いつものようにスーパーに買物に行ったときのこと。
会計しようとレジに行くと、ちょうど前の人が終わりそうだったのでそこへ並んだ。
しかし客がスマホを見ながらなにか操作をしているようで、決済に手間取っているような雰囲気だった。
おそらく昨今乱立するスマホ決済をしようとしているものの何らかの原因によりうまくいっていないように見えた。

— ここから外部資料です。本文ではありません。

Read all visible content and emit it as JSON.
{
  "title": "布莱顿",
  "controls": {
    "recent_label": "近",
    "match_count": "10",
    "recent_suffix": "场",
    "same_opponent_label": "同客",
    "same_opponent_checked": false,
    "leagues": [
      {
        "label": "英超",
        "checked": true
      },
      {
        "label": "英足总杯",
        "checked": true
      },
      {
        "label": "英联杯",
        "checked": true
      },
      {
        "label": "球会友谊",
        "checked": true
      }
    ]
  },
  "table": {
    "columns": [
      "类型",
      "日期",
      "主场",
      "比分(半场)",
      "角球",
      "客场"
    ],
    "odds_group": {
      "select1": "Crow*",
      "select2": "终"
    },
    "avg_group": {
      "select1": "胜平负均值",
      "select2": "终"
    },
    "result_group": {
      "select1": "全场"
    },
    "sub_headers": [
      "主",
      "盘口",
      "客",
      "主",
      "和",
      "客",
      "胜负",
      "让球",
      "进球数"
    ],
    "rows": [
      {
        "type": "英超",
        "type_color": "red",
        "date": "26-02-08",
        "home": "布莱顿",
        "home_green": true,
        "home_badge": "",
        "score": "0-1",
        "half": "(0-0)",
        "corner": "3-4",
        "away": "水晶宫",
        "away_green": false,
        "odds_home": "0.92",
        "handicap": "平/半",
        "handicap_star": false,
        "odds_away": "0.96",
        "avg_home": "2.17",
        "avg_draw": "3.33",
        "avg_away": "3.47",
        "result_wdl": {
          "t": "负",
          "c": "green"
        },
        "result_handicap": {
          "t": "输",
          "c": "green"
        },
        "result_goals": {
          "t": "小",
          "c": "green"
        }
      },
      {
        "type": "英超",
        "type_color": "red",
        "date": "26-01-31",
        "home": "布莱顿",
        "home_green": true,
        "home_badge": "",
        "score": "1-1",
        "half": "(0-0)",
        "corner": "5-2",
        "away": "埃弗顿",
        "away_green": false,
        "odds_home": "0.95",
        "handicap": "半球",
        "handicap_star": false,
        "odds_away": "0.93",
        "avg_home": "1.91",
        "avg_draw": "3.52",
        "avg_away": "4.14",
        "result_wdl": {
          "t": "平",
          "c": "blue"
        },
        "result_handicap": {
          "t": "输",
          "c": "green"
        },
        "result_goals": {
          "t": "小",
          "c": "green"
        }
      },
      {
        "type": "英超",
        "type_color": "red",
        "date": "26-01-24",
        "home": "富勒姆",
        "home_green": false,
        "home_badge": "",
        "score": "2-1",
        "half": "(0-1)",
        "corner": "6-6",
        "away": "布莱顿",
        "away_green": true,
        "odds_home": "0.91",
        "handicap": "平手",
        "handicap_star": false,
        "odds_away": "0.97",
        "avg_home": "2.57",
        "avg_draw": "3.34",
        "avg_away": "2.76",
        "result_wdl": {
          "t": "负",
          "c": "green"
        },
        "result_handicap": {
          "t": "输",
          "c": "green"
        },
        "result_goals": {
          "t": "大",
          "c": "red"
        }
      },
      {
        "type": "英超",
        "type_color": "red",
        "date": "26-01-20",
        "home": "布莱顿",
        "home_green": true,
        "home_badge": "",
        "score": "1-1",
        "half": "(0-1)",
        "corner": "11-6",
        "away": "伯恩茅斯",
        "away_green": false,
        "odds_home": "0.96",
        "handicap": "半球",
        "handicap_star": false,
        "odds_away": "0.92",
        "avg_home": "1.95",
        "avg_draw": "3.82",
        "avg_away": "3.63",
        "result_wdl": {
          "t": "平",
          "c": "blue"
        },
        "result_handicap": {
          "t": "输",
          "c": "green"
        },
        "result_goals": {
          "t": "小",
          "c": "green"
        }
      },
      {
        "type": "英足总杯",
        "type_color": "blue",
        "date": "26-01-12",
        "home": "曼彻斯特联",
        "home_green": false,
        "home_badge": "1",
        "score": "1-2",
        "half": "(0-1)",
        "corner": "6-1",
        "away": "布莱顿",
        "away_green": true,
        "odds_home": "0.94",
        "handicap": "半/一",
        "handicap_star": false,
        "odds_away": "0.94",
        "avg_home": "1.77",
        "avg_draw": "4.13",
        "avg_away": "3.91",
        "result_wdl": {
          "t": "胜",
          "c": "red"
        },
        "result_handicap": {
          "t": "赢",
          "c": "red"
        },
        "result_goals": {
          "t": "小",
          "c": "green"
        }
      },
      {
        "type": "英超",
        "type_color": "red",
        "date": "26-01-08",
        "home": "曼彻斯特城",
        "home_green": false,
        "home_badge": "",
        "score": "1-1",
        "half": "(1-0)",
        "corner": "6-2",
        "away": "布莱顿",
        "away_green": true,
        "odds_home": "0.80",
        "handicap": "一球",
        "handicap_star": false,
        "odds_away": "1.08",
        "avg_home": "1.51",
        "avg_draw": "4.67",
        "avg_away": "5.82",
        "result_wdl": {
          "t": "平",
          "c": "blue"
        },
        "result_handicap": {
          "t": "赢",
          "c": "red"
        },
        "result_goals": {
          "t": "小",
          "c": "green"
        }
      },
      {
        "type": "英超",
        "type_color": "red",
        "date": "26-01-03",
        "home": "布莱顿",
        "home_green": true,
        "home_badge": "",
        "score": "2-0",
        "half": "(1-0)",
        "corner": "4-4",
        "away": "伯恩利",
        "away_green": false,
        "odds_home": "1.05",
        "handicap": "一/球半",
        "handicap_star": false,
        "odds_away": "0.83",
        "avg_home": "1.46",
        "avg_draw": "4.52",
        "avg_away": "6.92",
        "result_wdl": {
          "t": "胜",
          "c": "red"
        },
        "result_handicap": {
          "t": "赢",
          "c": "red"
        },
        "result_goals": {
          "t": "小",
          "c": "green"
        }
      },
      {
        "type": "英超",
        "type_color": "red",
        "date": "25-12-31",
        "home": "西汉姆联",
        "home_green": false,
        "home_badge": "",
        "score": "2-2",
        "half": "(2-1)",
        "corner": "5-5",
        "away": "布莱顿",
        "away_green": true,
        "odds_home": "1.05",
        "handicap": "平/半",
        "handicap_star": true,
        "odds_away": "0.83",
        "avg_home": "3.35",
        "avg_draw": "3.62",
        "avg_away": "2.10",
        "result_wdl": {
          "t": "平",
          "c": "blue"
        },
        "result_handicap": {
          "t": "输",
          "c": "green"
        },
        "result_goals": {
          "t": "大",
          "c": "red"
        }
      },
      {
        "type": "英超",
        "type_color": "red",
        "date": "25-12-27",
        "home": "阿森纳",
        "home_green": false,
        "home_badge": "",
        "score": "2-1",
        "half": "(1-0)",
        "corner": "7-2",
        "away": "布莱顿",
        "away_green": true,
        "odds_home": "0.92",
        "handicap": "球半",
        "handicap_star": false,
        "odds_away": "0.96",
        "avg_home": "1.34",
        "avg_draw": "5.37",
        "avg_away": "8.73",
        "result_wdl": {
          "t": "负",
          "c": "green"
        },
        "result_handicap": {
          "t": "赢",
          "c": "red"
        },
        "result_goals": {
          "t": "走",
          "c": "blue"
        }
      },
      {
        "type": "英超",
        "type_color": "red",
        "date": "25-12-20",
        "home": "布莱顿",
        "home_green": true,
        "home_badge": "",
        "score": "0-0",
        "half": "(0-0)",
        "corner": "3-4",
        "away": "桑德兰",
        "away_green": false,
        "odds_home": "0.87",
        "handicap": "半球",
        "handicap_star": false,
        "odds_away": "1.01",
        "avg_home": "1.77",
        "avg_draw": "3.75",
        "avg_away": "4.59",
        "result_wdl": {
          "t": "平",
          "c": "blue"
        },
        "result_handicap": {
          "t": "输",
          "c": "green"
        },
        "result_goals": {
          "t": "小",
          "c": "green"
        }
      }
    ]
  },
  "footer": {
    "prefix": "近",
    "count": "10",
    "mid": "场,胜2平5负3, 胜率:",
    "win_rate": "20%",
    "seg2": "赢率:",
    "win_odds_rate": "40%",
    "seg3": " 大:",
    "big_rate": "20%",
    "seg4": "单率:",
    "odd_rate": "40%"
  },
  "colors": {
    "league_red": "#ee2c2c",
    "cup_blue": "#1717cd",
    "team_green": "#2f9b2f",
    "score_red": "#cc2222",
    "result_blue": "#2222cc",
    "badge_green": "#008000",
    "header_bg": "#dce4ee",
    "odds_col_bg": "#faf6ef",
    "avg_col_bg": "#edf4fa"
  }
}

品物はすべてレジ通過済みであとは決済するのみというところまできているのに、待てど暮らせど一向に私の順番が来ない。
まずいところに並んでしまったな。
思いながらふと後ろを見ると、ちょうど後ろのレジが空いたところで、他に順番待ちをしている人もいないようだった。
これ幸いとばかりにかごを後ろのレジを移してこちらで会計してもらうことにした。
店員が品物をレジに通している間、手持ち無沙汰に佇んでいたら、後方から怒号のような叫び声が聞こえてきた。
「やってるじゃんか!」
怒号というよりは癇癪だった。
確かめるべくもなく声の主は先程見た決済に手間取っていた人だと思われた。
聞こえてくるのは怒りを爆発させている声のみで、対応している店員の声は聞こえてこない。

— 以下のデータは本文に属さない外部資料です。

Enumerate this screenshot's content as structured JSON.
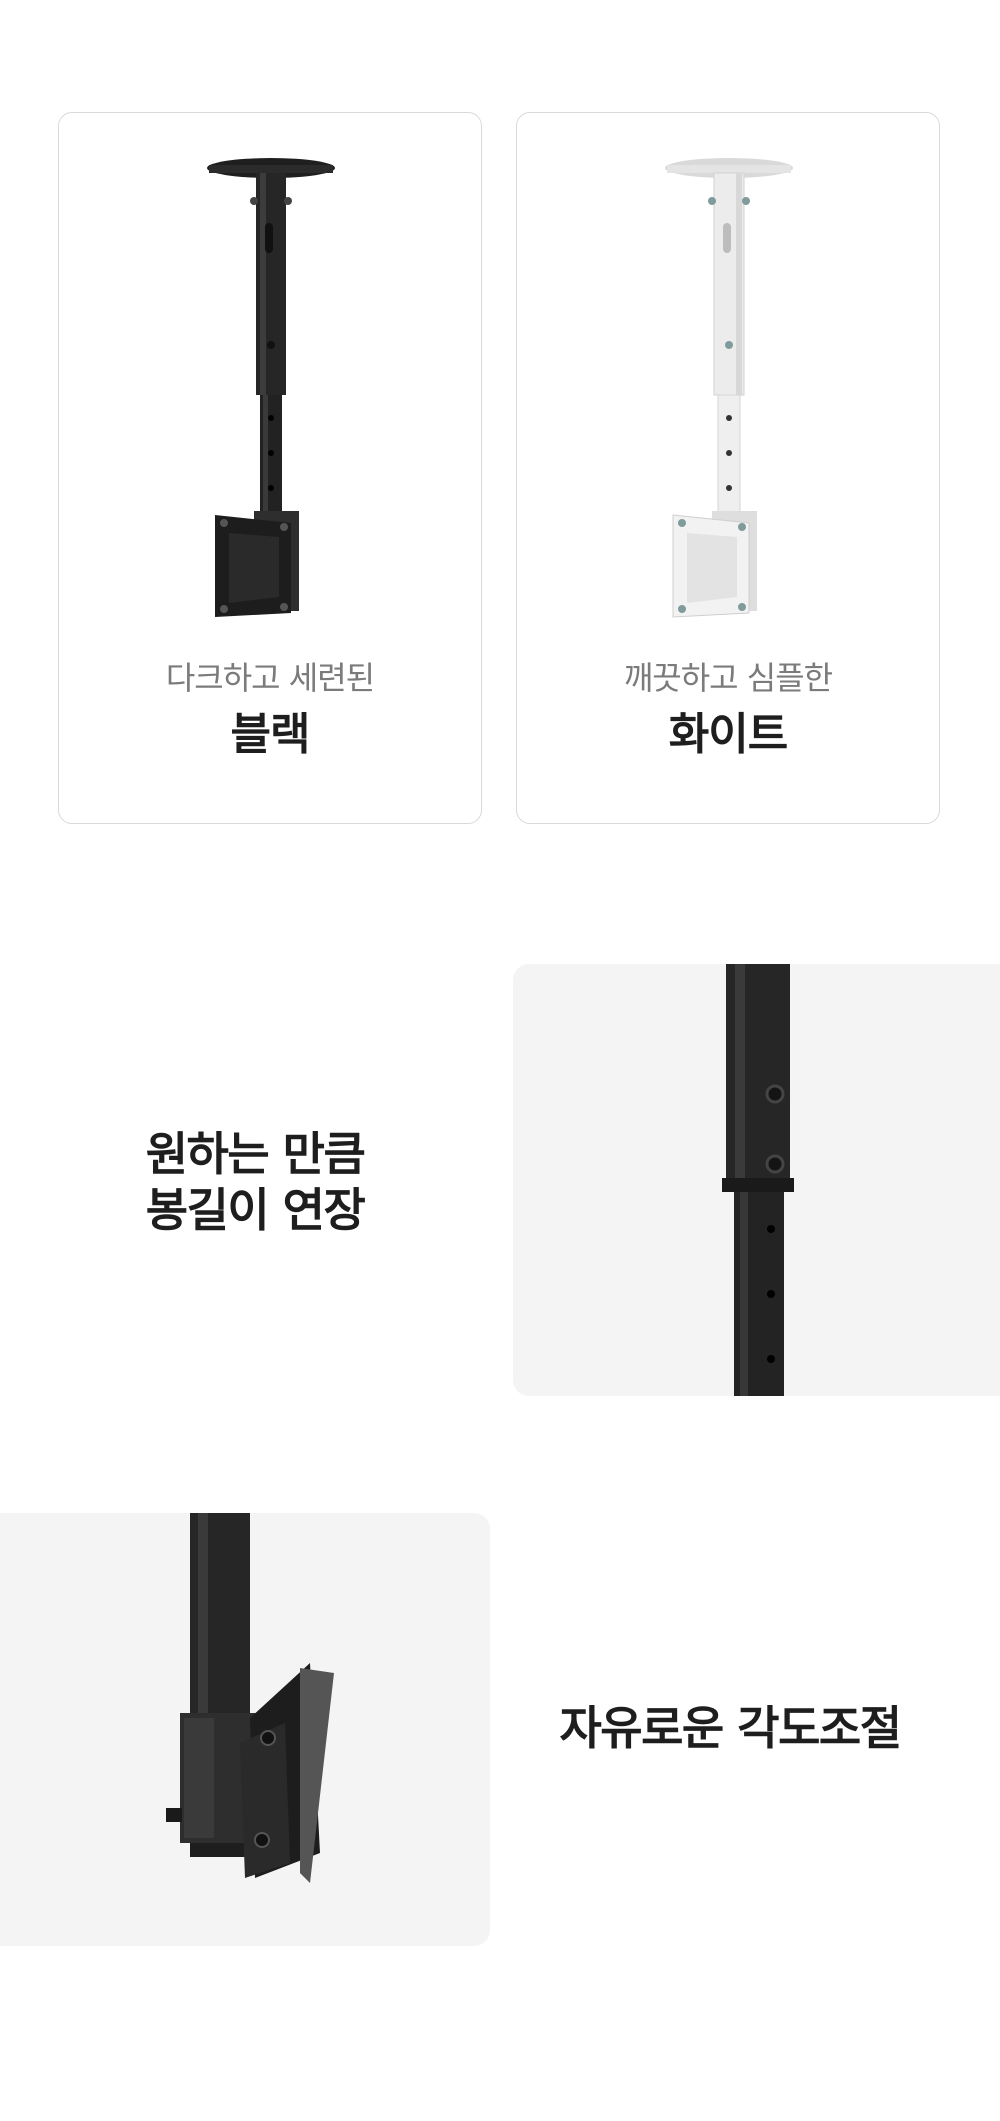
{
  "colors": {
    "card_border": "#d9d9d9",
    "photo_background": "#f4f4f4",
    "subtitle_text": "#7b7b7b",
    "title_text": "#1e1e1e",
    "mount_black": "#2a2a2a",
    "mount_white": "#e6e6e6"
  },
  "variants": [
    {
      "subtitle": "다크하고 세련된",
      "title": "블랙",
      "image": "black-ceiling-mount"
    },
    {
      "subtitle": "깨끗하고 심플한",
      "title": "화이트",
      "image": "white-ceiling-mount"
    }
  ],
  "features": [
    {
      "lines": [
        "원하는 만큼",
        "봉길이 연장"
      ],
      "image": "extendable-pole-closeup"
    },
    {
      "lines": [
        "자유로운 각도조절"
      ],
      "image": "tilt-bracket-closeup"
    }
  ]
}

そのため何に対してこんなに怒っているのか判然としないが、状況的にスマホ決済がうまくいかないから我慢できなくなって声を荒げているように思われた。
ちゃんと見てない上にマスクをしていたのではっきりとはわからないが、30代くらいの主婦らしき人物に見えた。
いずれにしろもういい大人である。
こんな公共の場で声を張り上げるほど感情を顕にしていい歳ではない。
仮に店員の対応に落ち度があったとしても、彼女の反応は短絡的であると言わざるを得ない。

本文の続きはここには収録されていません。